Insurance investment outsourcing has almost tripled to a record $4.5trn over the last decade, according to latest figures published by Clearwater Analytics, with private asset class AuM surging from less than $50bn to over $800bn.
In its annual 2025 Insurance Investment Outsourcing Report (IIOR), Clearwater Analytics said the dramatic growth in insurance investment outsourcing reflects several market forces, including the need for specialised expertise in merging asset classes, the search for yield in a challenging market environment, and structures and asset classes that address increased regulatory complexity. These factors have created an unprecedented demand for sophisticated investment management technology platforms capable of handling complex multi-asset portfolios.
At a top-level view, 79% of insurance AuM is publicly traded assets, with 21% now held in private assets.

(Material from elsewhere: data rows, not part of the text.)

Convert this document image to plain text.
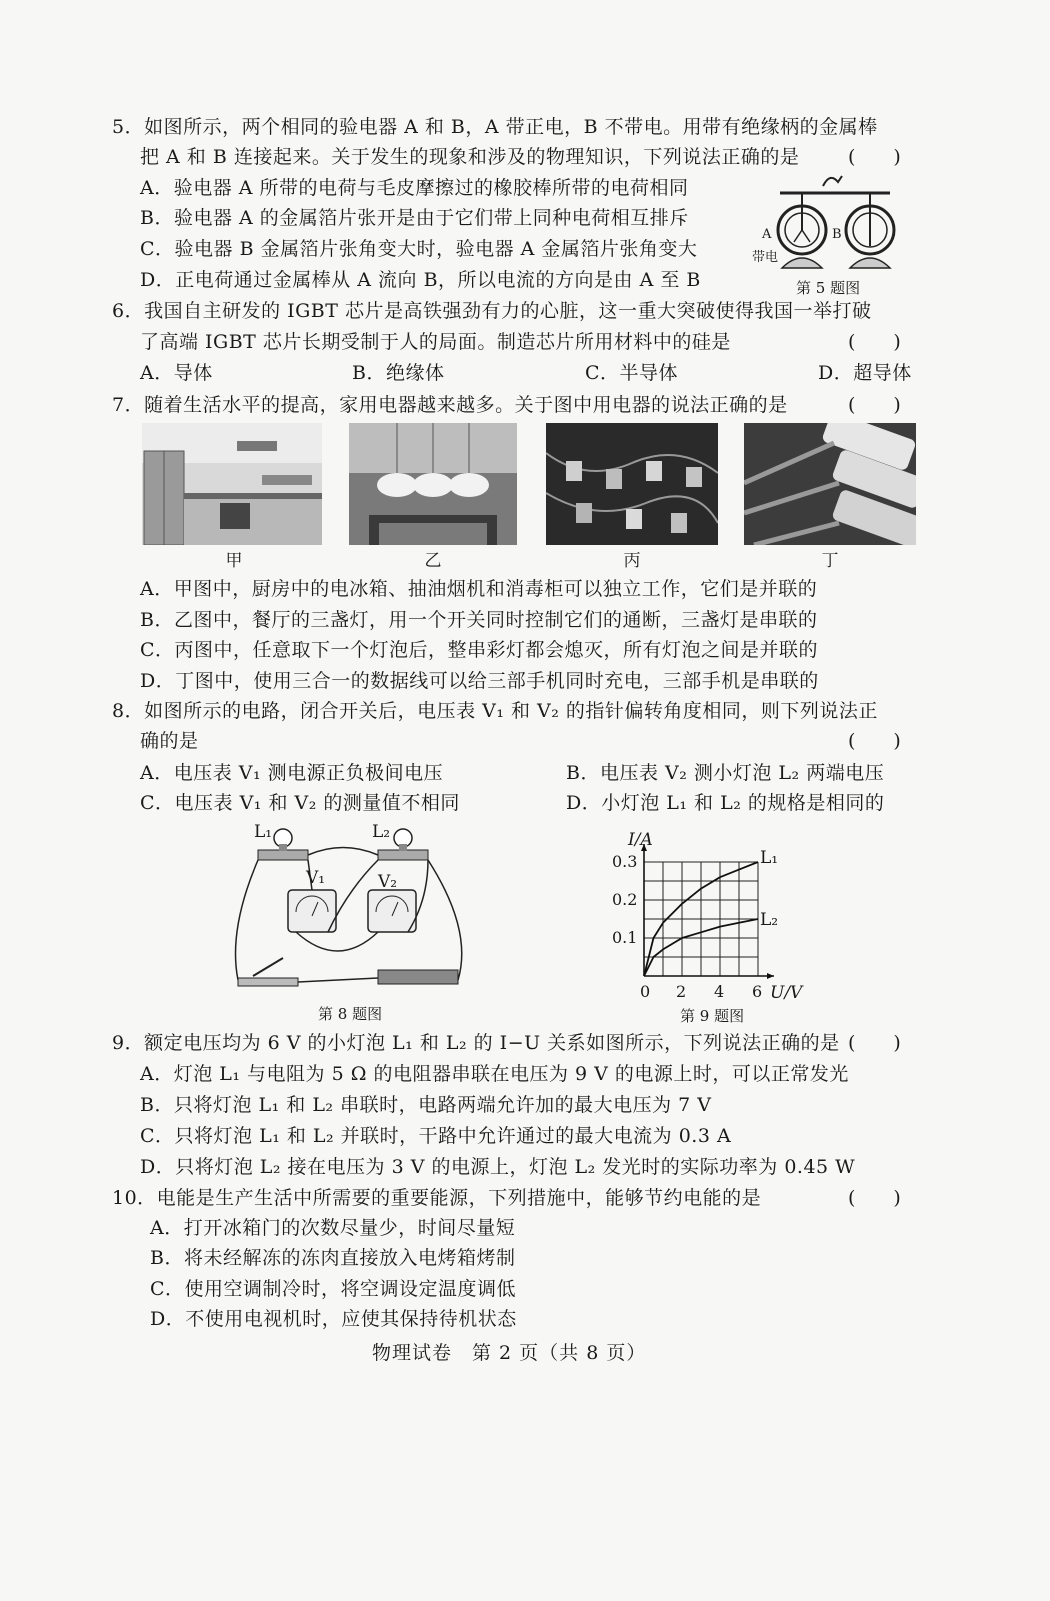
5．如图所示，两个相同的验电器 A 和 B，A 带正电，B 不带电。用带有绝缘柄的金属棒
把 A 和 B 连接起来。关于发生的现象和涉及的物理知识，下列说法正确的是	(　　)
A．验电器 A 所带的电荷与毛皮摩擦过的橡胶棒所带的电荷相同
B．验电器 A 的金属箔片张开是由于它们带上同种电荷相互排斥
C．验电器 B 金属箔片张角变大时，验电器 A 金属箔片张角变大
D．正电荷通过金属棒从 A 流向 B，所以电流的方向是由 A 至 B
A
带电
B
第 5 题图
6．我国自主研发的 IGBT 芯片是高铁强劲有力的心脏，这一重大突破使得我国一举打破
了高端 IGBT 芯片长期受制于人的局面。制造芯片所用材料中的硅是	(　　)
A．导体	B．绝缘体	C．半导体	D．超导体
7．随着生活水平的提高，家用电器越来越多。关于图中用电器的说法正确的是	(　　)
甲	乙	丙	丁
A．甲图中，厨房中的电冰箱、抽油烟机和消毒柜可以独立工作，它们是并联的
B．乙图中，餐厅的三盏灯，用一个开关同时控制它们的通断，三盏灯是串联的
C．丙图中，任意取下一个灯泡后，整串彩灯都会熄灭，所有灯泡之间是并联的
D．丁图中，使用三合一的数据线可以给三部手机同时充电，三部手机是串联的
8．如图所示的电路，闭合开关后，电压表 V₁ 和 V₂ 的指针偏转角度相同，则下列说法正
确的是	(　　)
A．电压表 V₁ 测电源正负极间电压	B．电压表 V₂ 测小灯泡 L₂ 两端电压
C．电压表 V₁ 和 V₂ 的测量值不相同	D．小灯泡 L₁ 和 L₂ 的规格是相同的
L₁	L₂
V₁	V₂
第 8 题图
I/A
U/V
0.3
0.2
0.1
0 2 4 6
L₁
L₂
第 9 题图
9．额定电压均为 6 V 的小灯泡 L₁ 和 L₂ 的 I−U 关系如图所示，下列说法正确的是 (　　)
A．灯泡 L₁ 与电阻为 5 Ω 的电阻器串联在电压为 9 V 的电源上时，可以正常发光
B．只将灯泡 L₁ 和 L₂ 串联时，电路两端允许加的最大电压为 7 V
C．只将灯泡 L₁ 和 L₂ 并联时，干路中允许通过的最大电流为 0.3 A
D．只将灯泡 L₂ 接在电压为 3 V 的电源上，灯泡 L₂ 发光时的实际功率为 0.45 W
10．电能是生产生活中所需要的重要能源，下列措施中，能够节约电能的是	(　　)
A．打开冰箱门的次数尽量少，时间尽量短
B．将未经解冻的冻肉直接放入电烤箱烤制
C．使用空调制冷时，将空调设定温度调低
D．不使用电视机时，应使其保持待机状态
物理试卷　第 2 页（共 8 页）
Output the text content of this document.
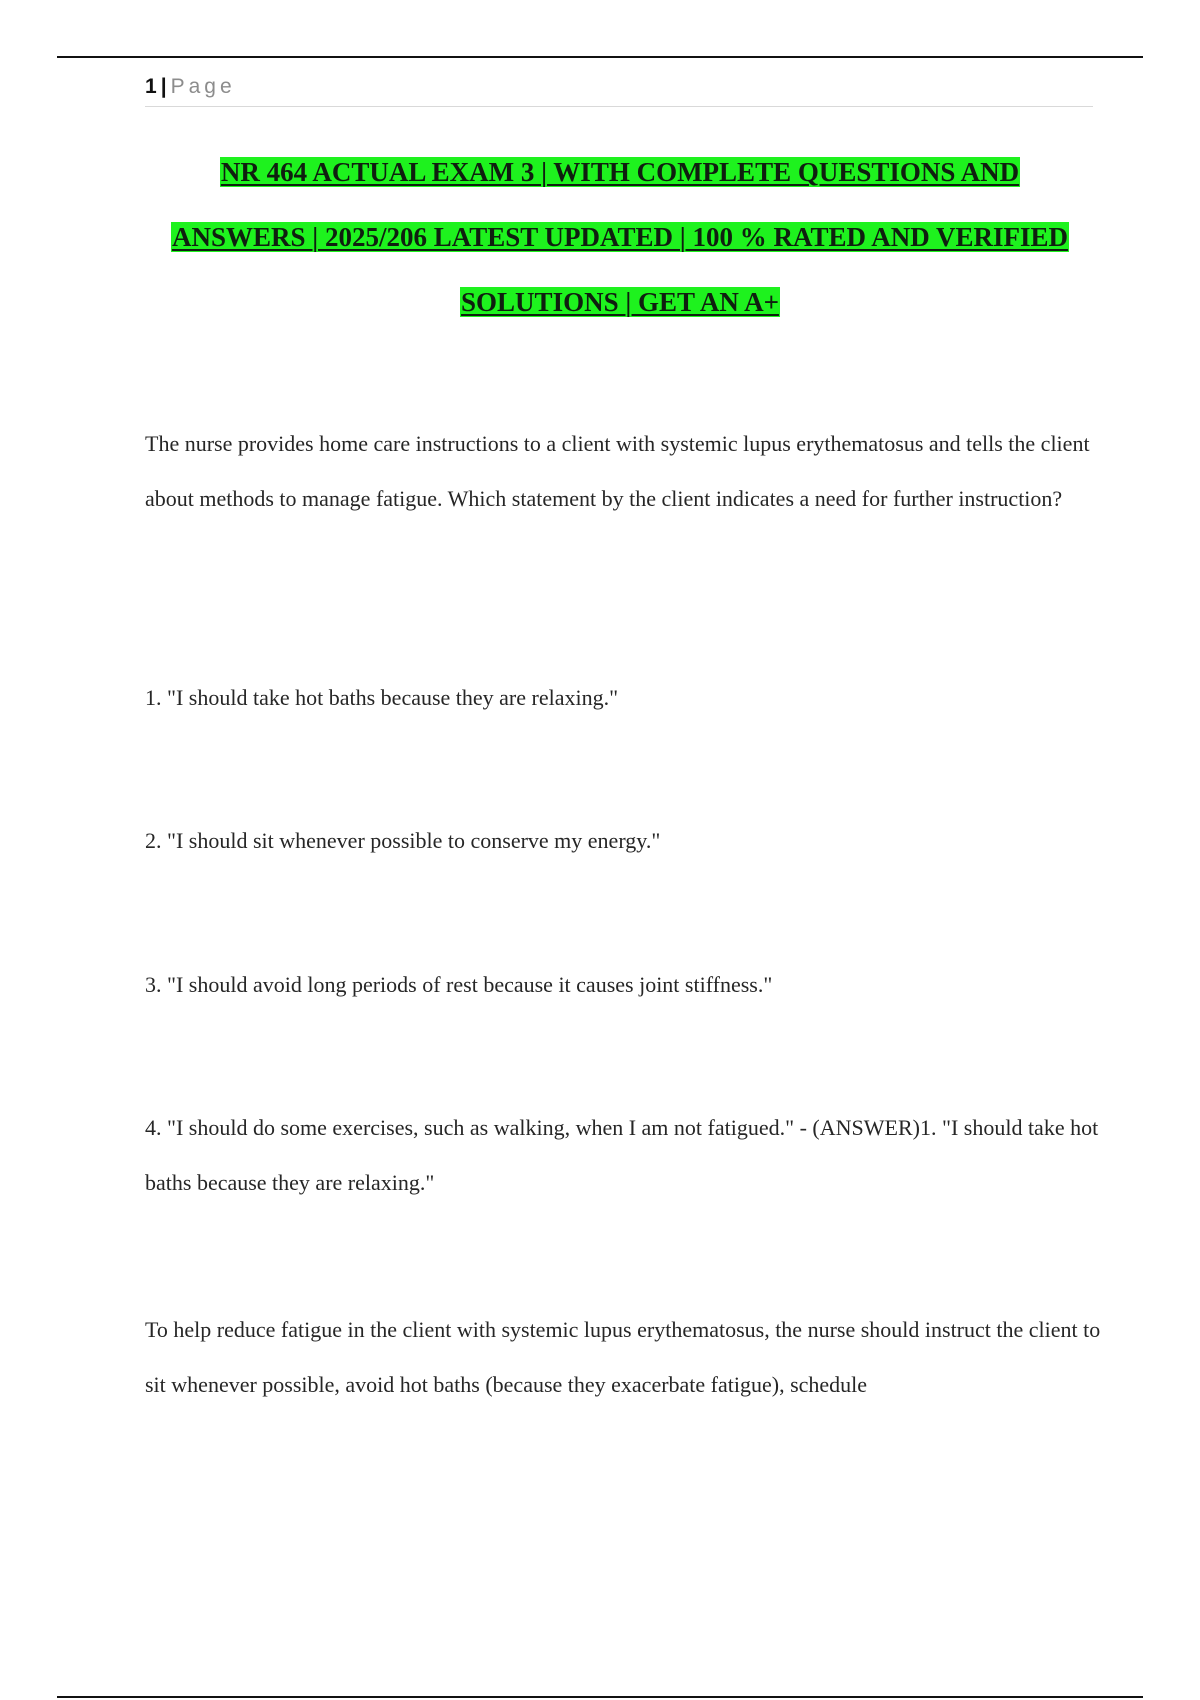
1 | Page
NR 464 ACTUAL EXAM 3 | WITH COMPLETE QUESTIONS AND
ANSWERS | 2025/206 LATEST UPDATED | 100 % RATED AND VERIFIED
SOLUTIONS | GET AN A+

The nurse provides home care instructions to a client with systemic lupus erythematosus and tells the client about methods to manage fatigue. Which statement by the client indicates a need for further instruction?

1. "I should take hot baths because they are relaxing."

2. "I should sit whenever possible to conserve my energy."

3. "I should avoid long periods of rest because it causes joint stiffness."

4. "I should do some exercises, such as walking, when I am not fatigued." - (ANSWER)1. "I should take hot baths because they are relaxing."

To help reduce fatigue in the client with systemic lupus erythematosus, the nurse should instruct the client to sit whenever possible, avoid hot baths (because they exacerbate fatigue), schedule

Public fixed income still comprises 68% of reported insurance AuM, but private fixed income now accounts for 14%, showing insurers are gradually diversifying from traditional assets. Corporate bonds make up 37% of public fixed AuM while cash/government/agency assets make up 20%.
Public equities account for only 11% of total insurance AuM, and private equity and equity alternatives make up 6.9%. Twenty-eight per cent of private equity-alts AuM is allocated to real estate equity, 35% is in private equity and venture capital and 39% of private equity-alts AuM is in private equity-alts broadly.
Managers still dominating the charts include BlackRock, PGIM, Invesco and State Street, however, there is a growing contingent of specialist managers, generally focused on private market strategies. The presence of multi-asset specialists such as Wellington, Schroders and Conning is increasing, reflecting growing insurer appetite for customised mandates that blend private and public exposures.
Geographically, managers headquartered in EMEA are increasingly offering private fixed income, implying European insurers may be leaning into higher-yielding illiquid assets despite traditionally conservative regimes. Insurers in Europe are also likely using consultants to enter new asset classes, including infrastructure debt and real assets.
US companies with global footprints dominate when it comes to APAC-insurance mandates.
Over 80% of participating investment managers in the research said they now provide customised portfolio reporting, cash flow projections, accounting analytics, and regulatory assistance – all powered by advanced technology solutions.
“Insurers are increasingly leveraging external managers for both traditional fixed income and complex alternative assets, including private credit—a shift that was barely visible five years ago. The IIOR serves as a key resource for insurers to identify and research managers with the expertise, asset class strategies, and related services and technology needed to support their investment operations,” said Steve Doire, owner of DCS Financial Consulting and strategic adviser to Clearwater.
The 2025 IIOR provides detailed profiles of over 100 investment managers and consultants, emerging investment strategies across public and private markets, and expert perspectives on the market’s evolution.